Dancers at Allure also need to pay a percentage of their earnings to cover the salaries of DJs, bartenders and “house moms,” older women (and sometimes men) who help the dancers get dressed and apply their makeup.
For Michelle and her coworkers, the payout fee is around $100 to $200 a night. They say they can make more than $1,400 on busy nights and as little as $200 to $300 on regular nights, excluding payout fees.
The Sex Workers Outreach Project, a Chicago organization dedicated to improving the lives of current and former sex workers in the metro area, stresses that house fees can exploit sex workers.
“A lot of people get ripped off,” says Serpent Libertine, project spokeswoman. “If someone is working as a dancer, they would have to pay house fees.

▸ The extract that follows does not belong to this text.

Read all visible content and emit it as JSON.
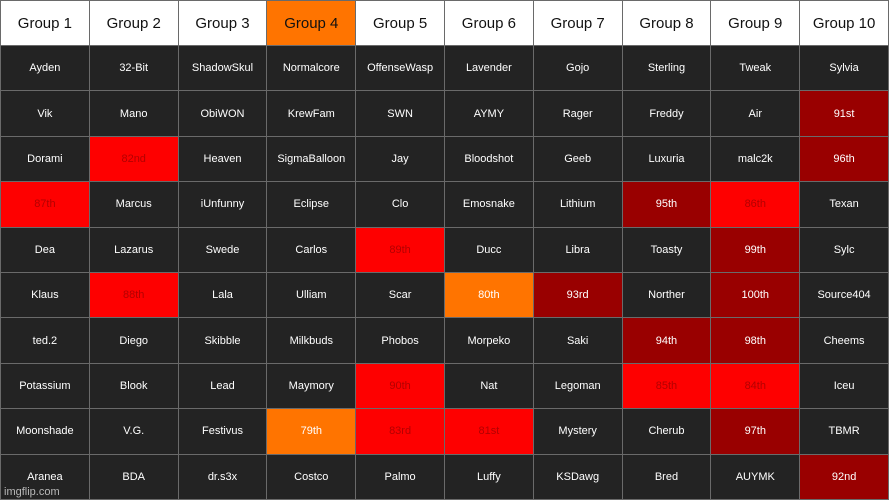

And on the streets there could be managers or pimps who are taking a part of their profit.”
Even at seemingly upscale clubs like Allure, the payout system can mimic the role of a pimp in a sex worker’s life by requiring a cut of her pay in exchange for protection that varies in quality. And the system isn’t restricted to gentlemen’s clubs: Women working at Carls Bar less than a mile from Allure are also required to pay a cut of their earnings back to the house.
But Carls dancer Tavia Monte says she doesn’t mind the payouts. The money she makes at Carls has allowed her to support herself and her loved ones financially.

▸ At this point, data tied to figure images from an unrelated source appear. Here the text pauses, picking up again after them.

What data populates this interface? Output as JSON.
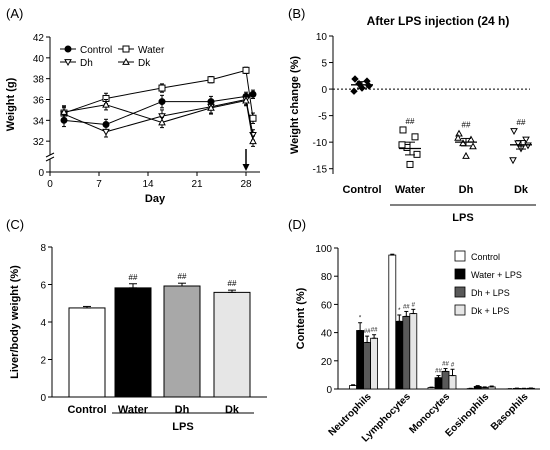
{
  "colors": {
    "ink": "#000000",
    "gray_dark": "#595959",
    "gray_mid": "#a8a8a8",
    "gray_light": "#e6e6e6",
    "white": "#ffffff"
  },
  "chart_data": [
    {
      "panel": "(A)",
      "type": "line",
      "xlabel": "Day",
      "ylabel": "Weight (g)",
      "xlim": [
        0,
        30
      ],
      "ylim": [
        30,
        42
      ],
      "x_ticks": [
        0,
        7,
        14,
        21,
        28
      ],
      "y_ticks": [
        32,
        34,
        36,
        38,
        40,
        42
      ],
      "y_tick_extra": [
        0
      ],
      "arrow_at_x": 28,
      "legend": "top-left",
      "series": [
        {
          "name": "Control",
          "marker": "filled-circle",
          "x": [
            2,
            8,
            16,
            23,
            28,
            29
          ],
          "y": [
            34.0,
            33.6,
            35.8,
            35.8,
            36.3,
            36.5
          ],
          "err": [
            0.6,
            0.5,
            0.6,
            0.5,
            0.4,
            0.4
          ]
        },
        {
          "name": "Water",
          "marker": "open-square",
          "x": [
            2,
            8,
            16,
            23,
            28,
            29
          ],
          "y": [
            34.7,
            36.1,
            37.1,
            37.9,
            38.8,
            34.2
          ],
          "err": [
            0.5,
            0.5,
            0.4,
            0.3,
            0.3,
            0.5
          ]
        },
        {
          "name": "Dh",
          "marker": "open-triangle-down",
          "x": [
            2,
            8,
            16,
            23,
            28,
            29
          ],
          "y": [
            34.6,
            32.9,
            34.4,
            35.3,
            36.0,
            32.6
          ],
          "err": [
            0.7,
            0.5,
            0.6,
            0.6,
            0.5,
            0.5
          ]
        },
        {
          "name": "Dk",
          "marker": "open-triangle-up",
          "x": [
            2,
            8,
            16,
            23,
            28,
            29
          ],
          "y": [
            34.8,
            35.5,
            33.8,
            35.2,
            35.9,
            32.0
          ],
          "err": [
            0.6,
            0.5,
            0.5,
            0.6,
            0.5,
            0.5
          ]
        }
      ]
    },
    {
      "panel": "(B)",
      "type": "scatter",
      "title": "After LPS injection (24 h)",
      "ylabel": "Weight change (%)",
      "ylim": [
        -16,
        10
      ],
      "y_ticks": [
        10,
        5,
        0,
        -5,
        -10,
        -15
      ],
      "categories": [
        "Control",
        "Water",
        "Dh",
        "Dk"
      ],
      "group_label": "LPS",
      "group_span": [
        "Water",
        "Dk"
      ],
      "reference_line_y": 0,
      "groups": [
        {
          "name": "Control",
          "marker": "filled-diamond",
          "mean": 0.8,
          "sem": 0.6,
          "points": [
            1.9,
            1.5,
            1.0,
            0.6,
            0.2,
            -0.4
          ],
          "annotation": ""
        },
        {
          "name": "Water",
          "marker": "open-square",
          "mean": -11.2,
          "sem": 1.2,
          "points": [
            -7.7,
            -9.0,
            -11.0,
            -12.3,
            -14.2,
            -10.5
          ],
          "annotation": "##"
        },
        {
          "name": "Dh",
          "marker": "open-triangle-up",
          "mean": -10.0,
          "sem": 0.7,
          "points": [
            -8.4,
            -9.5,
            -10.2,
            -10.8,
            -12.6,
            -9.2
          ],
          "annotation": "##"
        },
        {
          "name": "Dk",
          "marker": "open-triangle-down",
          "mean": -10.5,
          "sem": 0.8,
          "points": [
            -7.9,
            -9.5,
            -10.2,
            -10.6,
            -11.2,
            -13.4
          ],
          "annotation": "##"
        }
      ]
    },
    {
      "panel": "(C)",
      "type": "bar",
      "ylabel": "Liver/body weight (%)",
      "ylim": [
        0,
        8
      ],
      "y_ticks": [
        0,
        2,
        4,
        6,
        8
      ],
      "categories": [
        "Control",
        "Water",
        "Dh",
        "Dk"
      ],
      "values": [
        4.75,
        5.82,
        5.92,
        5.58
      ],
      "errors": [
        0.08,
        0.22,
        0.15,
        0.12
      ],
      "annotations": [
        "",
        "##",
        "##",
        "##"
      ],
      "bar_colors": [
        "#ffffff",
        "#000000",
        "#a8a8a8",
        "#e6e6e6"
      ],
      "group_label": "LPS",
      "group_span": [
        "Water",
        "Dk"
      ]
    },
    {
      "panel": "(D)",
      "type": "bar",
      "ylabel": "Content (%)",
      "ylim": [
        0,
        100
      ],
      "y_ticks": [
        0,
        20,
        40,
        60,
        80,
        100
      ],
      "categories": [
        "Neutrophils",
        "Lymphocytes",
        "Monocytes",
        "Eosinophils",
        "Basophils"
      ],
      "legend": "top-right",
      "series": [
        {
          "name": "Control",
          "color": "#ffffff",
          "values": [
            2.5,
            95,
            1.0,
            0.3,
            0.1
          ],
          "errors": [
            0.5,
            0.6,
            0.3,
            0.2,
            0.1
          ],
          "annotations": [
            "",
            "",
            "",
            "",
            ""
          ]
        },
        {
          "name": "Water + LPS",
          "color": "#000000",
          "values": [
            41.5,
            48,
            8.0,
            1.8,
            0.4
          ],
          "errors": [
            5.5,
            4.5,
            1.5,
            0.6,
            0.2
          ],
          "annotations": [
            "*",
            "*",
            "##",
            "",
            ""
          ]
        },
        {
          "name": "Dh + LPS",
          "color": "#595959",
          "values": [
            33,
            51.5,
            12.5,
            1.0,
            0.3
          ],
          "errors": [
            4.5,
            3.5,
            2.0,
            0.5,
            0.2
          ],
          "annotations": [
            "##",
            "##",
            "##",
            "",
            ""
          ]
        },
        {
          "name": "Dk + LPS",
          "color": "#e6e6e6",
          "values": [
            36,
            53.5,
            9.5,
            1.5,
            0.5
          ],
          "errors": [
            2.5,
            3.0,
            4.5,
            0.6,
            0.2
          ],
          "annotations": [
            "##",
            "#",
            "#",
            "",
            ""
          ]
        }
      ]
    }
  ]
}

“I make good money so I can help other people,” Monte says. “I can help my family and my friends.”
Slight and clad only in a bikini, Monte circles the floor at Carls, stopping for brief chats and lap dances with johns. Monte is Guatemalan, and first began doing sex work when she came to the United States at 20. She is now 29, and when she isn’t working at Carls, she’s taking citizenship classes and finishing up her cosmetology degree.

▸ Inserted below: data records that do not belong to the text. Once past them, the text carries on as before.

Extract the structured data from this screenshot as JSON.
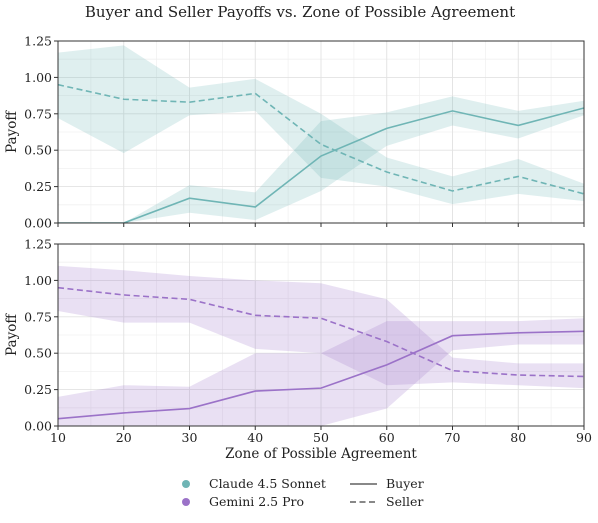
{
  "figure": {
    "title": "Buyer and Seller Payoffs vs. Zone of Possible Agreement"
  },
  "legend": {
    "models": [
      {
        "label": "Claude 4.5 Sonnet",
        "color": "#6fb5b5"
      },
      {
        "label": "Gemini 2.5 Pro",
        "color": "#9b72c8"
      }
    ],
    "roles": [
      {
        "label": "Buyer",
        "style": "solid"
      },
      {
        "label": "Seller",
        "style": "dashed"
      }
    ],
    "placement": "bottom-center"
  },
  "chart_data": [
    {
      "type": "line",
      "model": "Claude 4.5 Sonnet",
      "color": "#6fb5b5",
      "fill_color": "#d9ecea",
      "xlabel": "",
      "ylabel": "Payoff",
      "xlim": [
        10,
        90
      ],
      "ylim": [
        0,
        1.25
      ],
      "x": [
        10,
        20,
        30,
        40,
        50,
        60,
        70,
        80,
        90
      ],
      "xticks": [
        10,
        20,
        30,
        40,
        50,
        60,
        70,
        80,
        90
      ],
      "yticks": [
        0.0,
        0.25,
        0.5,
        0.75,
        1.0,
        1.25
      ],
      "ytick_labels": [
        "0.00",
        "0.25",
        "0.50",
        "0.75",
        "1.00",
        "1.25"
      ],
      "grid": true,
      "series": [
        {
          "role": "Buyer",
          "style": "solid",
          "values": [
            0.0,
            0.0,
            0.17,
            0.11,
            0.46,
            0.65,
            0.77,
            0.67,
            0.79
          ],
          "lower": [
            0.0,
            0.0,
            0.07,
            0.02,
            0.22,
            0.53,
            0.67,
            0.58,
            0.74
          ],
          "upper": [
            0.0,
            0.0,
            0.26,
            0.21,
            0.7,
            0.76,
            0.87,
            0.77,
            0.84
          ]
        },
        {
          "role": "Seller",
          "style": "dashed",
          "values": [
            0.95,
            0.85,
            0.83,
            0.89,
            0.54,
            0.35,
            0.22,
            0.32,
            0.2
          ],
          "lower": [
            0.72,
            0.48,
            0.74,
            0.77,
            0.31,
            0.25,
            0.13,
            0.2,
            0.15
          ],
          "upper": [
            1.17,
            1.22,
            0.93,
            0.99,
            0.75,
            0.45,
            0.32,
            0.44,
            0.27
          ]
        }
      ]
    },
    {
      "type": "line",
      "model": "Gemini 2.5 Pro",
      "color": "#9b72c8",
      "fill_color": "#e6dcf1",
      "xlabel": "Zone of Possible Agreement",
      "ylabel": "Payoff",
      "xlim": [
        10,
        90
      ],
      "ylim": [
        0,
        1.25
      ],
      "x": [
        10,
        20,
        30,
        40,
        50,
        60,
        70,
        80,
        90
      ],
      "xticks": [
        10,
        20,
        30,
        40,
        50,
        60,
        70,
        80,
        90
      ],
      "yticks": [
        0.0,
        0.25,
        0.5,
        0.75,
        1.0,
        1.25
      ],
      "ytick_labels": [
        "0.00",
        "0.25",
        "0.50",
        "0.75",
        "1.00",
        "1.25"
      ],
      "grid": true,
      "series": [
        {
          "role": "Buyer",
          "style": "solid",
          "values": [
            0.05,
            0.09,
            0.12,
            0.24,
            0.26,
            0.42,
            0.62,
            0.64,
            0.65
          ],
          "lower": [
            0.0,
            0.0,
            0.0,
            0.0,
            0.0,
            0.12,
            0.52,
            0.56,
            0.56
          ],
          "upper": [
            0.2,
            0.28,
            0.27,
            0.5,
            0.5,
            0.72,
            0.72,
            0.72,
            0.74
          ]
        },
        {
          "role": "Seller",
          "style": "dashed",
          "values": [
            0.95,
            0.9,
            0.87,
            0.76,
            0.74,
            0.58,
            0.38,
            0.35,
            0.34
          ],
          "lower": [
            0.79,
            0.71,
            0.71,
            0.53,
            0.5,
            0.28,
            0.3,
            0.28,
            0.26
          ],
          "upper": [
            1.1,
            1.07,
            1.03,
            1.0,
            0.98,
            0.87,
            0.47,
            0.43,
            0.43
          ]
        }
      ]
    }
  ]
}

Monte’s co-worker, Santhia Mocayo, does sex work to support her children while she attends school to become a nurse technician. She says her earnings at Carls vary from night to night, and frequently depend on johns’ attitudes.
“A bad night, you make about $100 to $150,” she says. “On a good night, probably $600 or $700.”
Like Monte and Mocayo, Melody Garcia is working at Carls to pay her tuition: She’s pursuing a bachelor’s degree in business. But unlike her co-workers, she appears focused on the quality of the bar’s clientele.
“It’s not easy to deal with the guys, especially if you don’t drink,” Garcia says. “They’re perverts, always talking about sex and trying to take you to bed. It makes me feel uncomfortable.”
Garcia’s complaints about clients are echoed by dancers at Allure. Michelle and her co-workers say pretending they like their customers even though they barely know them is frustrating at times, but the money they make offsets any challenge.
“I have a son,” says Michelle, whose work dancing at Allure means a steady source of income for her young family. “I think it’s good because it builds more stability and ownership of yourself.”